REPUBLIKA.CO.ID, JAKARTA -- Ketua Umum Asosiasi Pengusaha Indonesia (Apindo) Hariyadi B. Sukamdani menyatakan, pemberian dana Corporate Social Responsibility (CSR) itu bersifat sukarela. Di dalam UU Perseroan Terbatas, CSR lebih diutamakan pada perusahaan yang memiliki dampak lingkungan seperti pertambangan.
"Di peraturan pemerintah pun clear, tanggung jawab sosial lingkungan itu diputuskan sendiri oleh perusahaan. Besaran dan sebagainya ditentukan perusahaan dan dilaporkan dalam RUPS (Rapat Umum Pemegang Saham). Intinya itu (urusan) internal perusahaan. Jadi enggak bisa diarahkan ke bidang tertentu," katanya, Ahad (30/6).
Karena itu, Hariyadi memaklumi ide Kementerian Agama menggunakan dana CSR untuk peningkatan kualitas madrasah. "Semua juga pada mintanya begitu, ingin dana CSR. Sebetulnya perusahaan juga enggak happy, loh ini kok begini ya, bukannya kita sudah bayar pajak ke negara?," tambah dia.
Dalam kondisi di mana pelaku usaha sudah bayar pajak, menurut Hariyadi, seharusnya negara-lah yang mendistribusikan uang pajak itu ke berbagai sektor sesuai kebutuhannya. Termasuk sektor pendidikan yang berdasarkan UU Dasar 1945 mendapat porsi 20 persen anggaran dari total APBN.

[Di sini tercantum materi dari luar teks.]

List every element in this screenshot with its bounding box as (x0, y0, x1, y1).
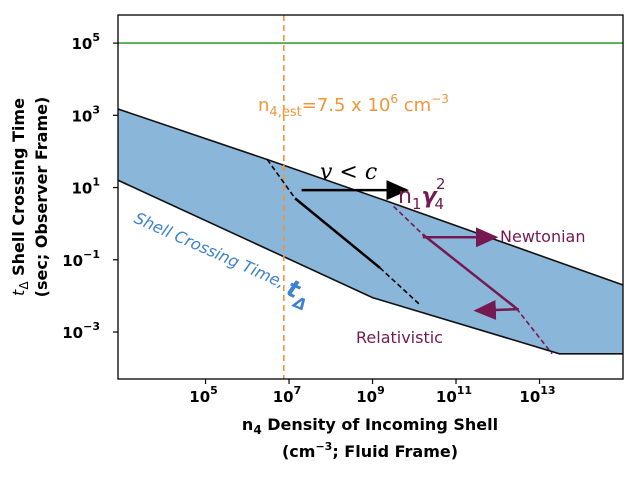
plot-area (118, 15, 623, 379)
annotation-relativistic: Relativistic (356, 328, 443, 347)
x-axis-title-line1: n4 Density of Incoming Shell (242, 415, 498, 437)
x-tick-label: 105 (189, 384, 218, 406)
annotation-vertical-label: n4,est=7.5 x 106 cm−3 (258, 92, 449, 120)
band-lower-edge (118, 179, 623, 355)
y-tick-label: 103 (71, 103, 100, 125)
plot-frame (117, 14, 624, 380)
relativistic-arrow (473, 299, 519, 320)
svg-text:(sec; Observer Frame): (sec; Observer Frame) (32, 97, 51, 298)
x-tick-label: 109 (356, 384, 385, 406)
axis-ticks: 105 107 109 1011 1013 105 103 101 10−1 10−3 (62, 31, 555, 406)
annotation-v-lt-c: v < c (320, 160, 377, 185)
svg-text:tΔ Shell Crossing Time: tΔ Shell Crossing Time (9, 98, 31, 296)
annotation-newtonian: Newtonian (500, 227, 586, 246)
n1-gamma-solid-line (422, 233, 518, 310)
y-tick-label: 10−3 (62, 320, 100, 342)
y-tick-label: 105 (71, 31, 100, 53)
y-tick-label: 101 (71, 176, 100, 198)
n1-gamma-dashed-start (393, 205, 424, 236)
v-lt-c-solid-line (294, 197, 381, 269)
x-axis-title-line2: (cm−3; Fluid Frame) (282, 440, 458, 461)
x-tick-label: 1011 (436, 384, 472, 406)
band-upper-edge (118, 108, 623, 286)
x-tick-label: 107 (273, 384, 302, 406)
y-tick-label: 10−1 (62, 248, 100, 270)
n1-gamma-dashed-end (515, 307, 553, 355)
y-axis-title: tΔ Shell Crossing Time (sec; Observer Fr… (9, 97, 51, 298)
x-tick-label: 1013 (519, 384, 555, 406)
v-lt-c-dashed-end (379, 267, 420, 305)
annotation-n1-gamma: n1γ42 (398, 175, 446, 213)
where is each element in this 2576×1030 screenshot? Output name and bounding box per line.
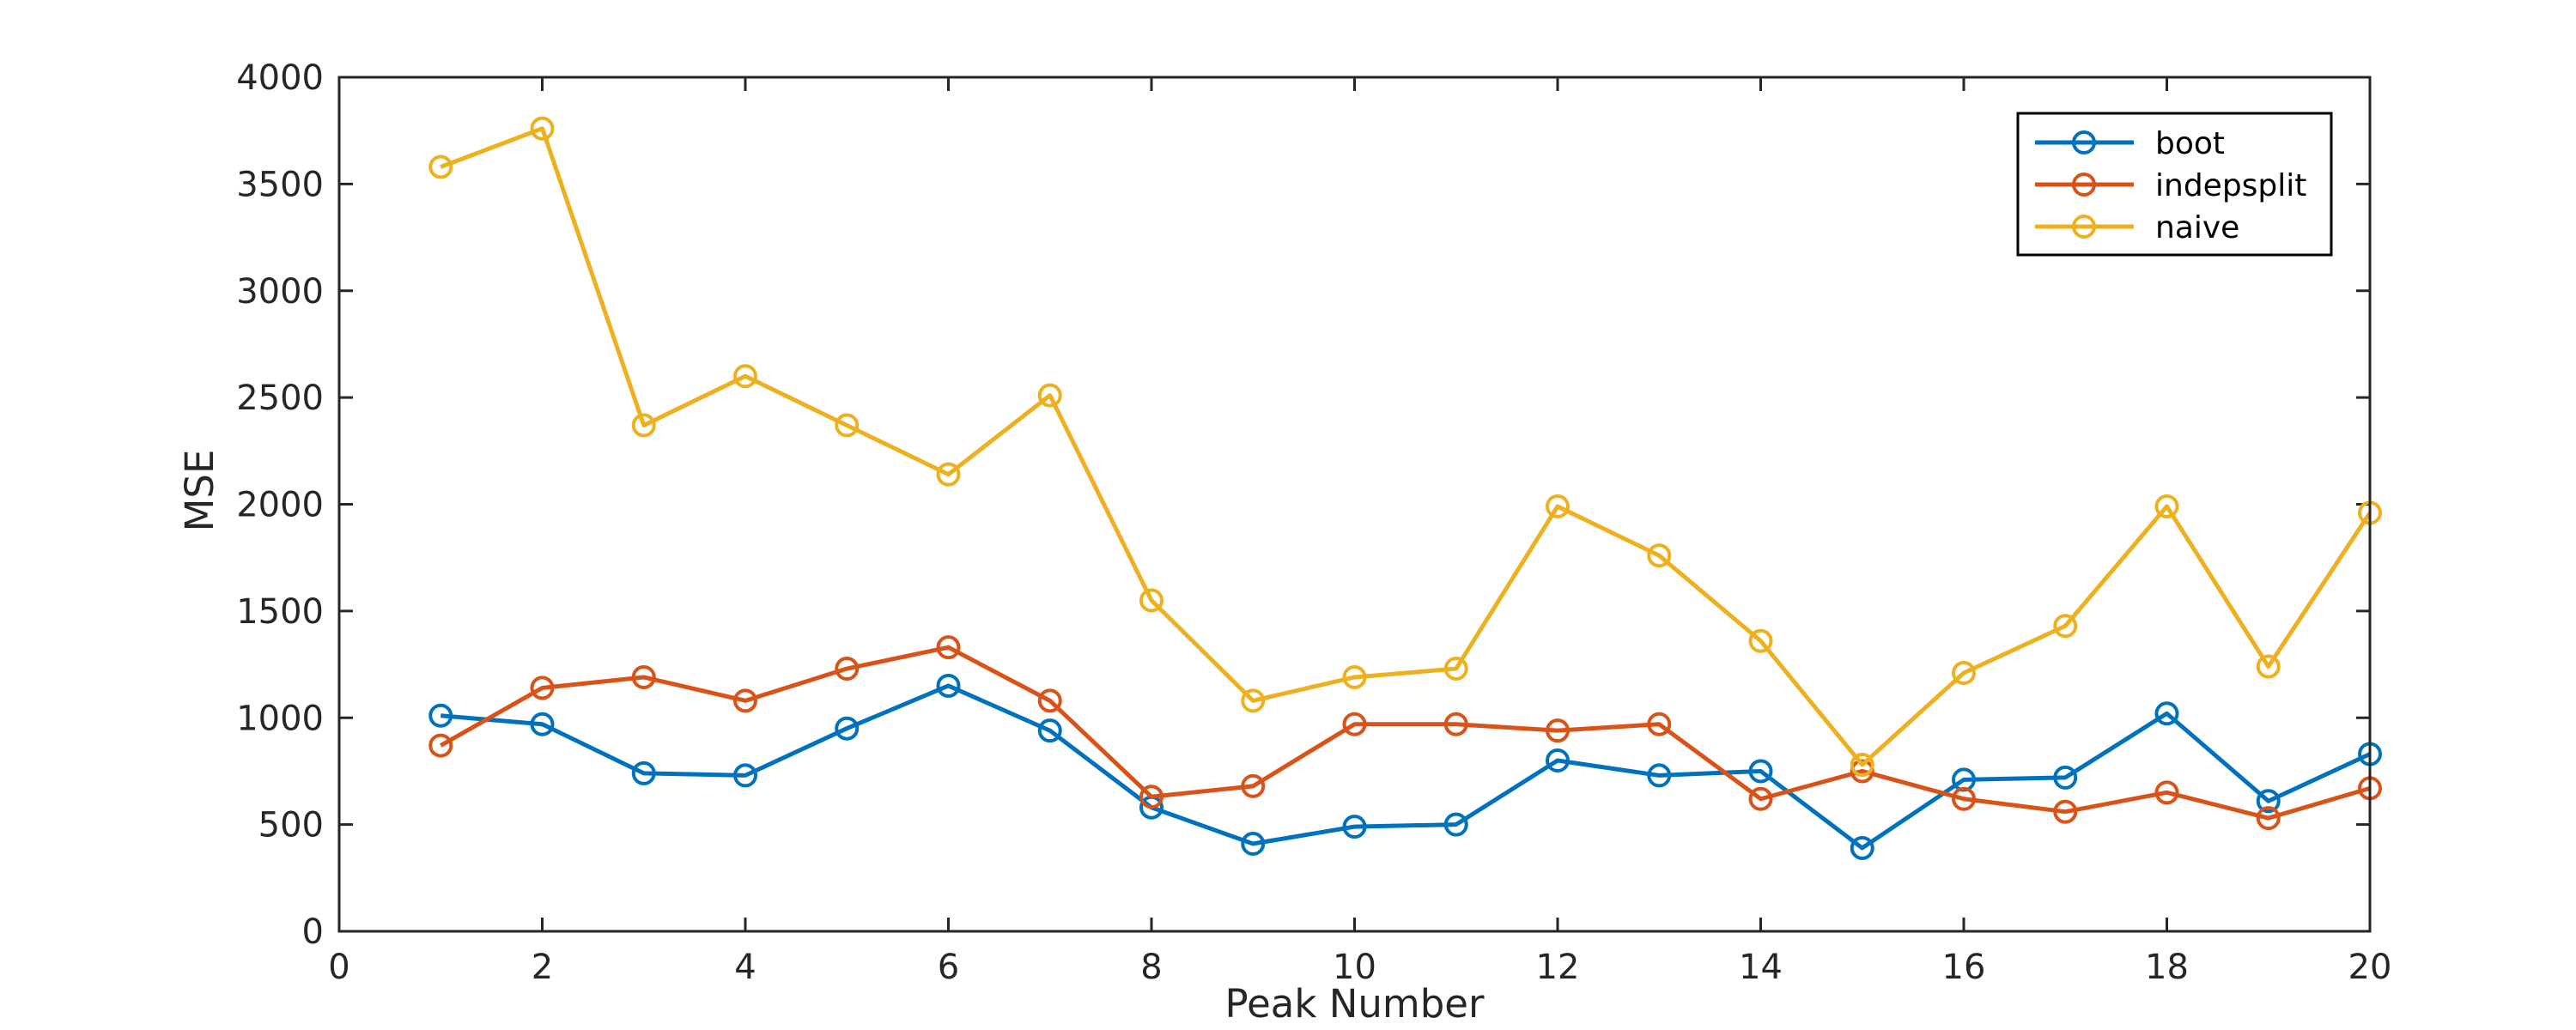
- data-point-indepsplit: [631, 664, 656, 689]
- data-point-boot: [2053, 765, 2078, 790]
- data-point-indepsplit: [733, 688, 757, 713]
- data-point-indepsplit: [1647, 712, 1672, 736]
- data-point-naive: [1546, 494, 1570, 518]
- y-tick-label: 0: [302, 912, 324, 952]
- data-point-naive: [1241, 688, 1266, 713]
- x-tick-label: 6: [938, 948, 959, 987]
- x-tick-label: 0: [328, 948, 349, 987]
- data-point-naive: [1037, 383, 1062, 408]
- series-line-boot: [440, 683, 2372, 851]
- data-point-naive: [1342, 664, 1367, 689]
- data-point-indepsplit: [428, 733, 453, 758]
- data-point-indepsplit: [2256, 806, 2281, 831]
- data-point-naive: [2154, 494, 2179, 518]
- y-tick-label: 3500: [236, 165, 324, 204]
- data-point-boot: [1850, 835, 1874, 860]
- data-point-indepsplit: [1748, 786, 1773, 811]
- data-point-boot: [428, 703, 453, 728]
- legend-entry-naive: naive: [2035, 210, 2239, 245]
- data-point-boot: [835, 716, 860, 741]
- x-tick-label: 4: [734, 948, 756, 987]
- data-point-naive: [2256, 654, 2281, 679]
- data-point-naive: [733, 364, 757, 389]
- legend-marker-swatch: [2072, 215, 2096, 239]
- data-point-indepsplit: [2053, 799, 2078, 824]
- data-point-naive: [428, 154, 453, 179]
- x-axis-title: Peak Number: [1225, 981, 1485, 1027]
- series-layer: [428, 116, 2382, 860]
- series-line-naive: [440, 126, 2372, 767]
- data-point-boot: [2154, 701, 2179, 726]
- x-tick-label: 14: [1739, 948, 1783, 987]
- y-axis-title: MSE: [177, 450, 222, 532]
- y-tick-label: 2000: [236, 486, 324, 525]
- data-point-indepsplit: [1342, 712, 1367, 736]
- data-point-boot: [733, 763, 757, 788]
- data-point-boot: [1647, 763, 1672, 788]
- x-tick-label: 2: [532, 948, 553, 987]
- y-tick-label: 1000: [236, 699, 324, 738]
- y-tick-label: 1500: [236, 592, 324, 632]
- legend-label: boot: [2155, 126, 2225, 161]
- y-tick-label: 4000: [236, 58, 324, 98]
- data-point-naive: [2053, 614, 2078, 639]
- y-tick-label: 500: [258, 806, 324, 845]
- legend-entry-indepsplit: indepsplit: [2035, 168, 2306, 203]
- data-point-naive: [936, 462, 961, 487]
- legend-entry-boot: boot: [2035, 126, 2225, 161]
- x-tick-label: 20: [2348, 948, 2392, 987]
- data-point-indepsplit: [2154, 780, 2179, 805]
- data-point-boot: [1342, 815, 1367, 839]
- series-indepsplit: [428, 635, 2382, 831]
- x-tick-label: 10: [1333, 948, 1376, 987]
- data-point-indepsplit: [1139, 785, 1163, 809]
- y-tick-label: 2500: [236, 379, 324, 418]
- x-tick-label: 18: [2145, 948, 2189, 987]
- data-point-naive: [1443, 657, 1468, 682]
- tick-labels: 0 2 4 6 8 10 12 14 16 18 20 0 500 1000 1500 2000 2500 300…: [236, 58, 2391, 987]
- legend-entries: boot indepsplit naive: [2035, 126, 2306, 245]
- data-point-naive: [1952, 661, 1976, 686]
- y-tick-label: 3000: [236, 272, 324, 312]
- x-tick-label: 16: [1942, 948, 1986, 987]
- data-point-naive: [1139, 588, 1163, 613]
- data-point-indepsplit: [835, 657, 860, 682]
- data-point-boot: [530, 712, 555, 736]
- data-point-boot: [631, 760, 656, 785]
- data-point-indepsplit: [1037, 688, 1062, 713]
- data-point-indepsplit: [1546, 718, 1570, 743]
- data-point-boot: [1241, 832, 1266, 857]
- data-point-boot: [1748, 759, 1773, 784]
- x-tick-label: 8: [1140, 948, 1162, 987]
- data-point-boot: [1037, 718, 1062, 743]
- legend-marker-swatch: [2072, 173, 2096, 197]
- data-point-indepsplit: [530, 676, 555, 700]
- legend: boot indepsplit naive: [2016, 112, 2333, 257]
- series-naive: [428, 116, 2382, 777]
- data-point-indepsplit: [1952, 786, 1976, 811]
- legend-label: indepsplit: [2155, 168, 2306, 203]
- data-point-naive: [631, 413, 656, 438]
- data-point-naive: [1647, 543, 1672, 568]
- data-point-indepsplit: [1443, 712, 1468, 736]
- data-point-boot: [1546, 748, 1570, 772]
- data-point-indepsplit: [1850, 759, 1874, 784]
- series-line-indepsplit: [440, 645, 2371, 821]
- x-tick-label: 12: [1536, 948, 1580, 987]
- plot-area-frame: [337, 76, 2372, 933]
- legend-label: naive: [2155, 210, 2239, 245]
- data-point-naive: [835, 413, 860, 438]
- data-point-naive: [530, 116, 555, 141]
- data-point-boot: [1443, 812, 1468, 837]
- data-point-boot: [2256, 789, 2281, 814]
- data-point-boot: [936, 673, 961, 698]
- data-point-naive: [1748, 628, 1773, 653]
- data-point-indepsplit: [1241, 773, 1266, 798]
- data-point-naive: [1850, 752, 1874, 777]
- data-point-indepsplit: [936, 635, 961, 660]
- legend-marker-swatch: [2072, 130, 2096, 154]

"Menurut pandangan kami di dunia usaha, 20 persen itu sudah lebih dari cukup. Ini 20 persen dari APBN loh. Berarti kalau Rp 2.000 triliun, itu Rp 400 triliun sendiri untuk pendidikan, termasuk di sini madrasah. Ini kan secara keseluruhan, pendidikan umum dan agama. Itu masuk semuanya," tuturnya.
Hariyadi mengakui, ada perusahaan yang menggelontorkan dana CSR. Biasanya, perusahaan menyalurkan dana CSR karena sesuai dengan bidang yang digeluti perusahaan. Misalnya perusahaan yang bergerak di bidang makan dan minum, maka akan membantu agar bagaimana masyarakat mudah mengakses air bersih.
Jika suatu perusahaan bergerak di bidang makanan, maka akan membantu mengedukasi anak-anak soal bagaimana mengonsumsi makanan yang bergizi. "Jangan sampai nanti semua orang mengharapkan itu tapi rada enggak pas, karena perusahaan itu punya interest-nya masing-masing," ungkapnya.
Hariyadi menilai, seharusnya dana pendidikan dari APBN dimaksimalkan untuk peningkatan kualitas madrasah. Terlebih, saat ini ada dana yang berasal dari badan amal, zakat, infak, dan sedekah. Menurutnya, dana tersebut bisa dimanfaatkan untuk madrasah.
"Manfaatkan apa yang sudah ada, yang sudah disediakan dalam APBN, plus tadi bazis. Perusahaan juga banyak yang bayar zakat ke bazis, mereka sudah punya pembagiannya, sudah dihitung," kata dia.
Kementerian Agama sebelumnya menyampaikan harapannya agar dunia usaha menyalurkan dana CSR untuk peningkatan kualitas madrasah. "Ini saya inginkan. Sesekali ada bantuan dana CSR masuk, namun sistemnya belum terstruktur," kata Direktur Kurikulum, Sarana-Prasarana, Kesiswaan dan Kelembagaan (KSKK) Madrasah Kemenag, Ahmad Umar.
Umar mengatakan, selama ini ada beberapa BUMN yang memang memberikan bantuan sarana dan prasarana, tapi jumlahnya tidak banyak. Bantuan yang diberikan ini bersifat insidental dan tidak berkesinambungan. Biasanya bantuan ini diberikan saat direktoratnya menggelar kegiatan.
Perusahaan membantu dari sisi perlengkapan pelaksanaan kegiatan atau iklan untuk menyemarakkan acara. "Tapi jumlahnya tidak seberapa. Mungkin ke depannya bisa lebih fokus lagi menjalin hubungan dengan perusahaan BUMN atau swasta," katanya.